There are many different namespaces but I will give a couple examples.
This specific example can be seen in a demo by Arnaud Porterie from our talk at Dockercon EU in 2015. You can have your application running in one container, then in a different container sharing a net namespace you can run wireshark and inspect the packets from the first container.
You could also do the same with sharing a pid namespace, except instead of running wireshark you can run strace and debug your application from an entirely different container.
Sharing X socket
I assume if you are on my blog you are familiar with my posts on running containers on your desktop.
To really drive home a point I’m going to make an analogy describing each of these things in terms of legos.
VMs, Jails, and Zones are if you bought the legos already put together AND glued. So it’s basically the Death Star and you don’t have to do any work you get it pre-assembled out of the box. You can’t even take it apart.
Containers come with just the pieces so while the box says to build the Death Star, you are not tied to that. You can build two boats connected by a flipping ocean and no one is going to stop you.
This kind of flexibility allows for super awesome things but of course comes at a price.
Complexity == Bugs
Now is the point where the person I would be having the conversation with starts yelling at me that containers are not secure. Hello, thank you, I am aware. Also if anyone gives a shit about actually fixing this, it’s me.
Again, containers were not a top level design, they are something we build from Linux primitives. Zones, Jails, and VMs are designed as top level isolation.
The cool things I expressed above allow for a level of flexibility and control that Zones, Jails, and VMs do not. By design.
This extra complexity leads to bugs that lead to container escapes. Don’t get me wrong you could also escape a VM, Jail or Zone, but the design is not as complicated as that of the primitives that make up containers. Less is more, and the less complexity you have the less likely you will have odd, edge case bugs.
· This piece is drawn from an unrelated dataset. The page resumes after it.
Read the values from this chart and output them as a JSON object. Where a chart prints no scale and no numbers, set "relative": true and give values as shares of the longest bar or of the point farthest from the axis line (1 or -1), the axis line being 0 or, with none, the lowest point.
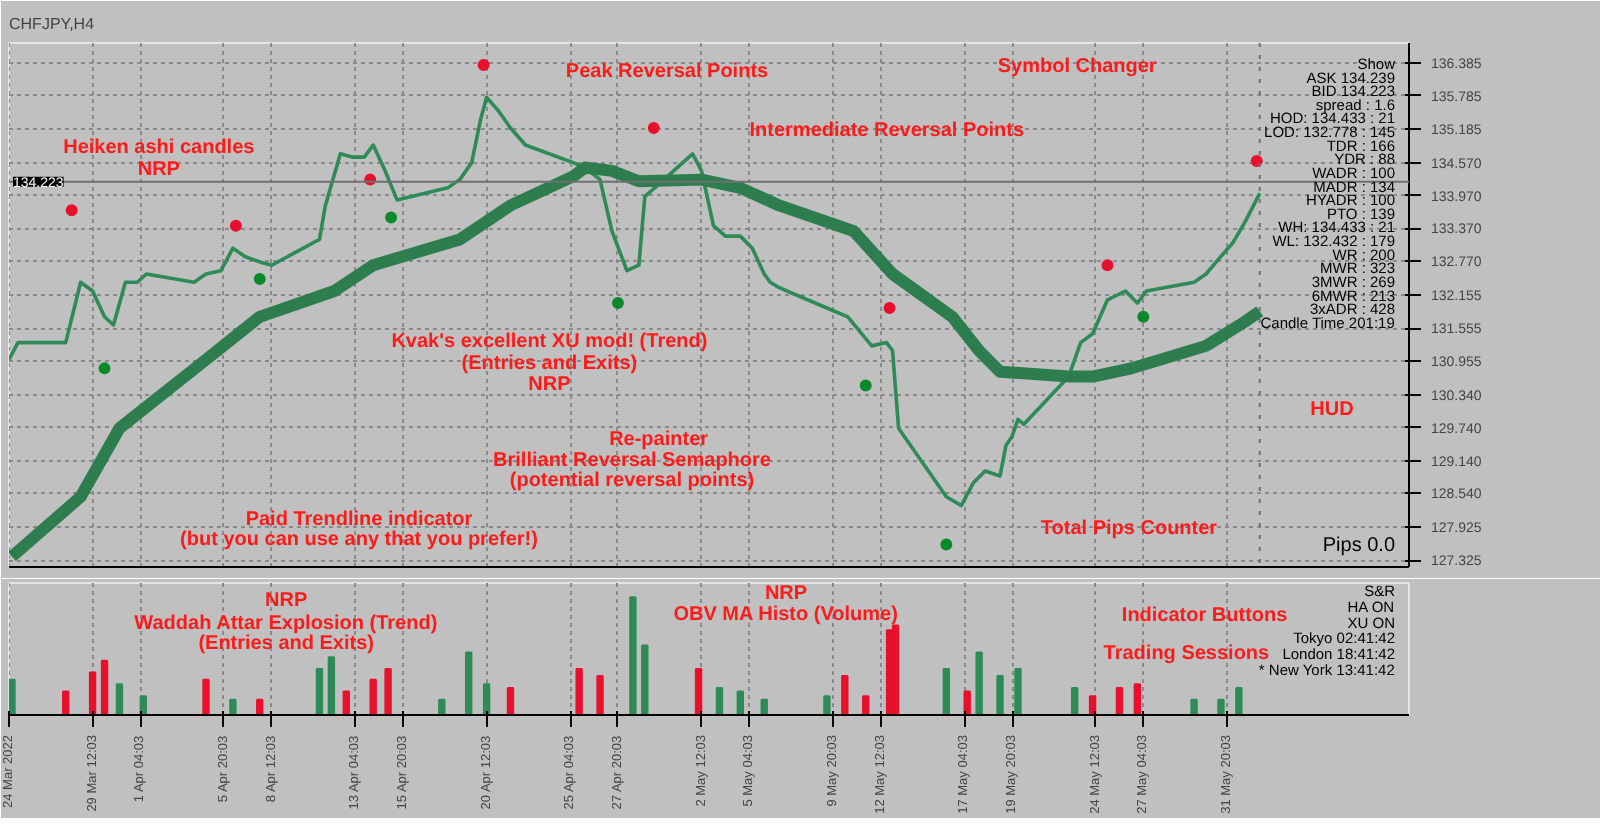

The point I am trying to make is that Jails, Zones, VMs and containers were designed and built in different ways. Containers are not a Linux isolation primitive, they merely consume Linux primitives which allow for some interesting interactions. They are not perfect; Nothing is.
We can make them better by reducing some of the complexity and building hardening features around them which is a goal I have been trying and will continue trying to do.
You can get a sandbox level of isolation with containers, which I wrote in more detail about here. But this requires doing the work of building the Death Star from your pieces of Seccomp, AppArmor, and SELinux profiles.
I personally love Zones, Jails, and VMs and I think they all have a particular use case. The confusion with containers primarily lies in assuming they fulfill the same use case as the others; which they do not. Containers allow for a flexibility and control that is not possible with Jails, Zones, or VMs. And THAT IS A FEATURE.